The Facebook page has some rough edges—the admin acknowledged “mistakes” posting things in the past, including one that drew the attention of the Air Force Office of Special Investigations (OSI), which wanted to know its source. Asked about the incident, the admin’s lawyer told Air Force Magazine that they declined to participate in the investigation. OSI did not respond to a query about the incident. 

In March 2021 the page was briefly shut down for unknown reasons. The disruption cost the page many of its followers, which declined from 350,000 at the time to about 65,000 today. Facebook’s parent company, Meta, did not respond to a query about the matter before press time. 

“The bottom line is all of these social media and regular media, it improves the lives of Airmen,” the admin said, sounding every bit like a newspaper publisher defending its First Amendment rights. “That’s the bottom line. And if one Airman’s life is improved and one family’s improved, that’s what it’s about.” 

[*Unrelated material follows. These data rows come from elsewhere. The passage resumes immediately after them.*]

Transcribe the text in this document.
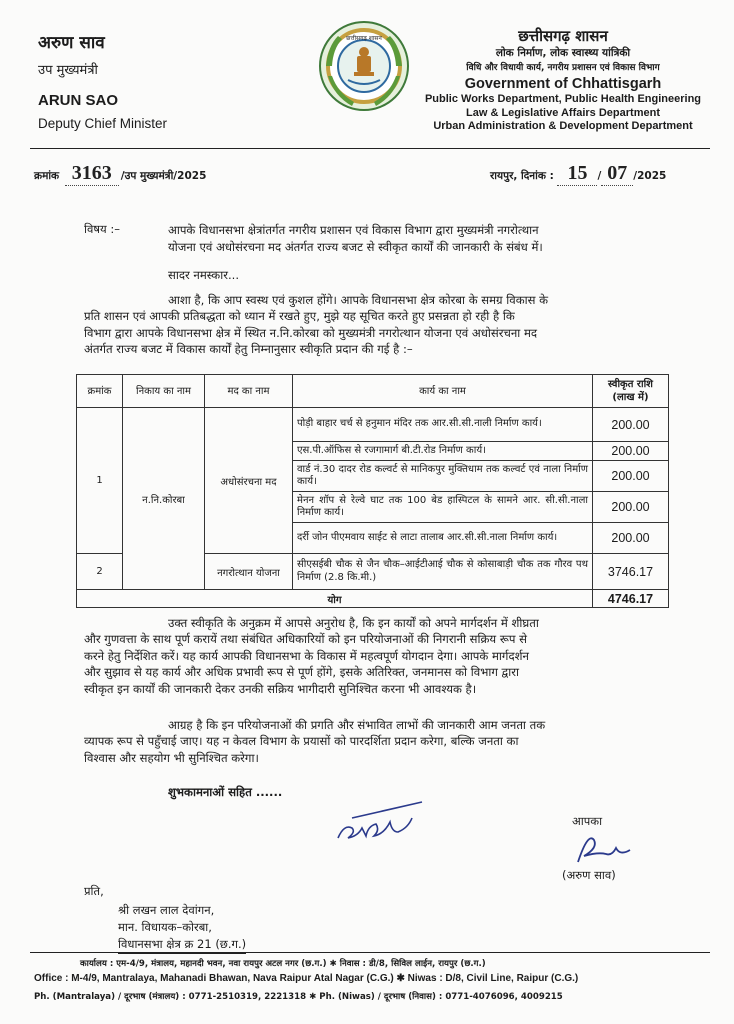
अरुण साव
उप मुख्यमंत्री
ARUN SAO
Deputy Chief Minister
छत्तीसगढ़ शासन	छत्तीसगढ़ शासन
लोक निर्माण, लोक स्वास्थ्य यांत्रिकी
विधि और विधायी कार्य, नगरीय प्रशासन एवं विकास विभाग
Government of Chhattisgarh
Public Works Department, Public Health Engineering
Law & Legislative Affairs Department
Urban Administration & Development Department
क्रमांक 3163 /उप मुख्यमंत्री/2025	रायपुर, दिनांक : 15 / 07 /2025
विषय :–	आपके विधानसभा क्षेत्रांतर्गत नगरीय प्रशासन एवं विकास विभाग द्वारा मुख्यमंत्री नगरोत्थान
योजना एवं अधोसंरचना मद अंतर्गत राज्य बजट से स्वीकृत कार्यों की जानकारी के संबंध में।
सादर नमस्कार...
आशा है, कि आप स्वस्थ एवं कुशल होंगे। आपके विधानसभा क्षेत्र कोरबा के समग्र विकास के
प्रति शासन एवं आपकी प्रतिबद्धता को ध्यान में रखते हुए, मुझे यह सूचित करते हुए प्रसन्नता हो रही है कि
विभाग द्वारा आपके विधानसभा क्षेत्र में स्थित न.नि.कोरबा को मुख्यमंत्री नगरोत्थान योजना एवं अधोसंरचना मद
अंतर्गत राज्य बजट में विकास कार्यों हेतु निम्नानुसार स्वीकृति प्रदान की गई है :–
क्रमांक	निकाय का नाम	मद का नाम	कार्य का नाम	स्वीकृत राशि (लाख में)
1	न.नि.कोरबा	अधोसंरचना मद	पोड़ी बाहार चर्च से हनुमान मंदिर तक आर.सी.सी.नाली निर्माण कार्य।	200.00
			एस.पी.ऑफिस से रजगामार्ग बी.टी.रोड निर्माण कार्य।	200.00
			वार्ड नं.30 दादर रोड कल्वर्ट से मानिकपुर मुक्तिधाम तक कल्वर्ट एवं नाला निर्माण कार्य।	200.00
			मेनन शॉप से रेल्वे घाट तक 100 बेड हास्पिटल के सामने आर. सी.सी.नाला निर्माण कार्य।	200.00
			दर्री जोन पीएमवाय साईट से लाटा तालाब आर.सी.सी.नाला निर्माण कार्य।	200.00
2		नगरोत्थान योजना	सीएसईबी चौक से जैन चौक–आईटीआई चौक से कोसाबाड़ी चौक तक गौरव पथ निर्माण (2.8 कि.मी.)	3746.17
योग				4746.17
उक्त स्वीकृति के अनुक्रम में आपसे अनुरोध है, कि इन कार्यों को अपने मार्गदर्शन में शीघ्रता
और गुणवत्ता के साथ पूर्ण करायें तथा संबंधित अधिकारियों को इन परियोजनाओं की निगरानी सक्रिय रूप से
करने हेतु निर्देशित करें। यह कार्य आपकी विधानसभा के विकास में महत्वपूर्ण योगदान देगा। आपके मार्गदर्शन
और सुझाव से यह कार्य और अधिक प्रभावी रूप से पूर्ण होंगे, इसके अतिरिक्त, जनमानस को विभाग द्वारा
स्वीकृत इन कार्यों की जानकारी देकर उनकी सक्रिय भागीदारी सुनिश्चित करना भी आवश्यक है।
आग्रह है कि इन परियोजनाओं की प्रगति और संभावित लाभों की जानकारी आम जनता तक
व्यापक रूप से पहुँचाई जाए। यह न केवल विभाग के प्रयासों को पारदर्शिता प्रदान करेगा, बल्कि जनता का
विश्वास और सहयोग भी सुनिश्चित करेगा।
शुभकामनाओं सहित ......
आपका
(अरुण साव)
प्रति,
श्री लखन लाल देवांगन,
मान. विधायक–कोरबा,
विधानसभा क्षेत्र क्र 21 (छ.ग.)
कार्यालय : एम-4/9, मंत्रालय, महानदी भवन, नवा रायपुर अटल नगर (छ.ग.) ✱ निवास : डी/8, सिविल लाईन, रायपुर (छ.ग.)
Office : M-4/9, Mantralaya, Mahanadi Bhawan, Nava Raipur Atal Nagar (C.G.) ✱ Niwas : D/8, Civil Line, Raipur (C.G.)
Ph. (Mantralaya) / दूरभाष (मंत्रालय) : 0771-2510319, 2221318 ✱ Ph. (Niwas) / दूरभाष (निवास) : 0771-4076096, 4009215
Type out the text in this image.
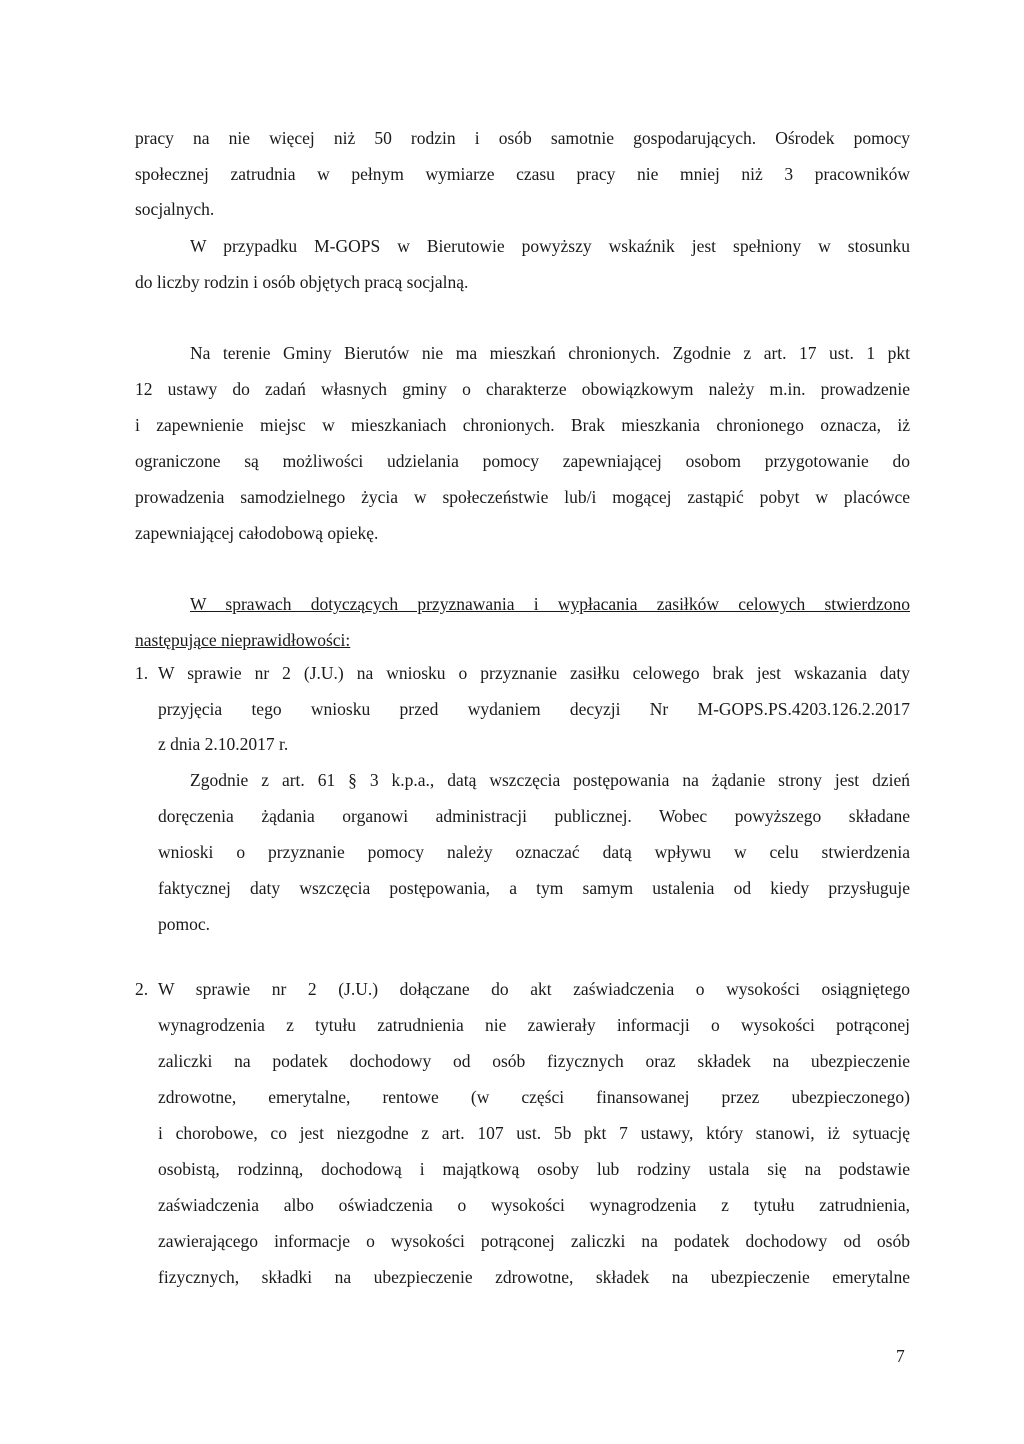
pracy na nie więcej niż 50 rodzin i osób samotnie gospodarujących. Ośrodek pomocy
społecznej zatrudnia w pełnym wymiarze czasu pracy nie mniej niż 3 pracowników
socjalnych.
W przypadku M-GOPS w Bierutowie powyższy wskaźnik jest spełniony w stosunku
do liczby rodzin i osób objętych pracą socjalną.
Na terenie Gminy Bierutów nie ma mieszkań chronionych. Zgodnie z art. 17 ust. 1 pkt
12 ustawy do zadań własnych gminy o charakterze obowiązkowym należy m.in. prowadzenie
i zapewnienie miejsc w mieszkaniach chronionych. Brak mieszkania chronionego oznacza, iż
ograniczone są możliwości udzielania pomocy zapewniającej osobom przygotowanie do
prowadzenia samodzielnego życia w społeczeństwie lub/i mogącej zastąpić pobyt w placówce
zapewniającej całodobową opiekę.
W sprawach dotyczących przyznawania i wypłacania zasiłków celowych stwierdzono
następujące nieprawidłowości:
1. W sprawie nr 2 (J.U.) na wniosku o przyznanie zasiłku celowego brak jest wskazania daty
przyjęcia tego wniosku przed wydaniem decyzji Nr M-GOPS.PS.4203.126.2.2017
z dnia 2.10.2017 r.
Zgodnie z art. 61 § 3 k.p.a., datą wszczęcia postępowania na żądanie strony jest dzień
doręczenia żądania organowi administracji publicznej. Wobec powyższego składane
wnioski o przyznanie pomocy należy oznaczać datą wpływu w celu stwierdzenia
faktycznej daty wszczęcia postępowania, a tym samym ustalenia od kiedy przysługuje
pomoc.
2. W sprawie nr 2 (J.U.) dołączane do akt zaświadczenia o wysokości osiągniętego
wynagrodzenia z tytułu zatrudnienia nie zawierały informacji o wysokości potrąconej
zaliczki na podatek dochodowy od osób fizycznych oraz składek na ubezpieczenie
zdrowotne, emerytalne, rentowe (w części finansowanej przez ubezpieczonego)
i chorobowe, co jest niezgodne z art. 107 ust. 5b pkt 7 ustawy, który stanowi, iż sytuację
osobistą, rodzinną, dochodową i majątkową osoby lub rodziny ustala się na podstawie
zaświadczenia albo oświadczenia o wysokości wynagrodzenia z tytułu zatrudnienia,
zawierającego informacje o wysokości potrąconej zaliczki na podatek dochodowy od osób
fizycznych, składki na ubezpieczenie zdrowotne, składek na ubezpieczenie emerytalne
7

Memes can help blunt the sometimes rough-and-tumble comments on social media, as in this Facebook post that sought to lower the temperature by suggesting an edgy comment was intended to be humor, not closedmindedness. Air Force amn/nco/snco/Facebook

Helping Airmen

Airmen and Guardians on social media frequently rally in response to members who post about personal struggles, from financial difficulties to depression to thoughts about suicide.

“Even on Reddit, you’ll see trolls and you’ll see arguing,” Eishen said. “But when somebody really needs help, 90 percent of the people come out and are immediately helpful.” 

Eishen recalled an incident one Christmas where an Airmen and his wife had PCSed but had no cash and couldn’t get in touch with his first sergeant on base. Desperate, the Airman appealed for help on Reddit.

“Within about 30 minutes, I was able to get a hold of him directly, start talking to him, call the base, get him in a room on base and work through, ‘Hey, we’ll get his first sergeant in the next day or two to pay for it,” Eishen said. “Then we shot him some money over Apple Pay so he can buy dinner for him and his wife and make sure that they had a Christmas meal, and all that was good to go.”

In other cases, service members can be in crisis, sometimes unable to get the mental health help they require, and turn to Reddit or Facebook as a last resort. 

“You have people who have to reach out, basically only because they’re anonymous, to get help,” the amn/nco/snco admin said. “I can’t even count, probably over 10 people I’ve helped with suicide—setting up a wellness call, talking them down from committing suicide.” 

SilentD echoed the sentiment. “I have intervened with dozens of suicidal members on Air Force and Space Force subreddits,” SilentD said. “So we’ve had everything from someone posting that they’re just sad, they just broke up with their significant other and they’re depressed about it, to posting their actual suicide note on Reddit or posting a picture of their pills that they’re about to swallow to try to kill themselves. And I’ve tried to intervene on dozens of those. … And others in the community do the same thing. So if they see something like that, then you’ll immediately see usually dozens of posts, like ‘Hey, man, give me a call. Here’s my number. I’m going to private message you. Reach out. Don’t do this, you know, talk to me. I’ll listen to you.’”

Often it’s the anonymity social media provides that enables intervention. 

“Anonymity gives people courage,” Towberman said. “I wish that wasn’t required to talk about your struggles. But when they do, and then to see the community kind of rally around them, we know that we have saved lives with social media. And so just to see that happen is amazing.”

This is where the importance of unofficial, slightly uncouth, tightly knit support communities shines most. 

“Yeah, we post stupid memes,” SilentD said. “And maybe sometimes we’re too critical of senior leaders or something like that. But there’s so much value in that community and looking out for each other that I personally think makes up for all of that.”